Or simply powprof is a profiling tool to build computation energy models for mobile robots, and more generally for power critical heterogeneous embedded devices. Born as a simple profiling tool for the companion computers of drones, evolved to a quite complex program that models energy, average power, and drain from the battery through state-of-charge. It helps you understand where the energy of your computation goes, and thus to adjust your code and consume less.
It does not require much, as it's intended for power critical devices; so it compiles on the majority of available Linux based embedded hardware that supports the standard compilation flow (cmake
and g++
).
To run it, you will need one of the following embedded devices: NVIDIA Jetson Nano or TX2, or ODROID XU3. Nevertheless extending it to another one or using an external multimeter is rather simple (a tutorial will be ready soon).
Just run the following steps and you should be ok. They generate the executable along with the static and dynamic libraries to include powprof in your code.
git clone https://bitbucket.org/adamseew/powprofiler.git
cd powprofiler
- Then, continue with the typical
cmake
compilation flow. Here is a quick reminder
mkdir build
cd build
cmake ..
make
- You can include powprof in the environment variable so you can run it directly from bash by calling
powprofile
echo 'export PATH=${PATH}:'$PWD >> ~/.bashrc
source ~/.bashrc
- In case you wish to use powprof in its asynchronous library version, just build the shared library with
sudo make install
- Make sure that the cache with your shared libraries is up-to-date before including powprof in your project with
#include <powprof/async.h>
sudo ldconfig
That's all. Now you can use powprof command to build your computational energy models.

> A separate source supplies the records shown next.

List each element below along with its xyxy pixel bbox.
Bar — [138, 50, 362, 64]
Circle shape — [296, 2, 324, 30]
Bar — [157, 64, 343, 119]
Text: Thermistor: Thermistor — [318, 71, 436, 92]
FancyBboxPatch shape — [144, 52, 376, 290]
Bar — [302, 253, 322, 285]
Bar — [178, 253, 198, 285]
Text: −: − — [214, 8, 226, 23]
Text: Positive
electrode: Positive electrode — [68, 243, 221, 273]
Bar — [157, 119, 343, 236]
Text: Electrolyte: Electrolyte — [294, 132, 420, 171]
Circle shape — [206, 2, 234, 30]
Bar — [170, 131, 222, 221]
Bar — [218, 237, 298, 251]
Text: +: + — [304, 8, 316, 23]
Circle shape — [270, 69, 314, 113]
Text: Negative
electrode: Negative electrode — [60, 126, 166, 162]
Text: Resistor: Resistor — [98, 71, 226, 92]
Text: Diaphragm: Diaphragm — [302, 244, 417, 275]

To build a model you need to use powprof along with a configuration file. Please refer to config3.cfg to see how a simple configuration file looks like (a tutorial is on the way). You need to set the following properties:
- frequency in Hz. Yes, more frequency means a better model, but keep on mind that it might be too high
- h is the granularity of the integration for the battery model, i.e., RK4 step
- directory refers to the directory where the model will be stored
- component name goes after the dot per each component, e.g., you can have
[components]
[component.first-component]
...
[component.second-component]
...
Instead of the dots in the above slice of code, you have to specify:
- src the source of the executable. Note that the executable must accept some arguments that change its state. In the example in config3.cfg those are matrix size and exponent
- range (1 or more) uses the pattern min, max, step (with
pow(n)
you allow only values that are power ofn
). For the example above, powprof generates configurations 20, 30, 40, 50, and 60 with the following line. If you have more range entries, powprof combines them automatically
range = 20, 60, 10
- fixed (0 or more) imagine you need to pass the location of the data as an argument. You can just do it with (powprof uses the order of your entries to understand the order of the arguments)
fixed = /dat/matrix1.csv
- runtime (optional) the profiling time in ms (important for components running in a loop)
Written your configuration file, you can build the model that will be stored in a csv file by just running powprof along with the configuration file, e.g.,
powprof config3.cfg
this generates an energy model stored in the directory that you specified.
Happy to help you anytime, visit my webpage for contacts or write a github issue (so you will help also the others).
It is distributed under MIT license for your convenience, so use it freely in your project as soon as you are aware that it was built for research purposes and we don't support any unethical use of it (i.e., for military involved projects).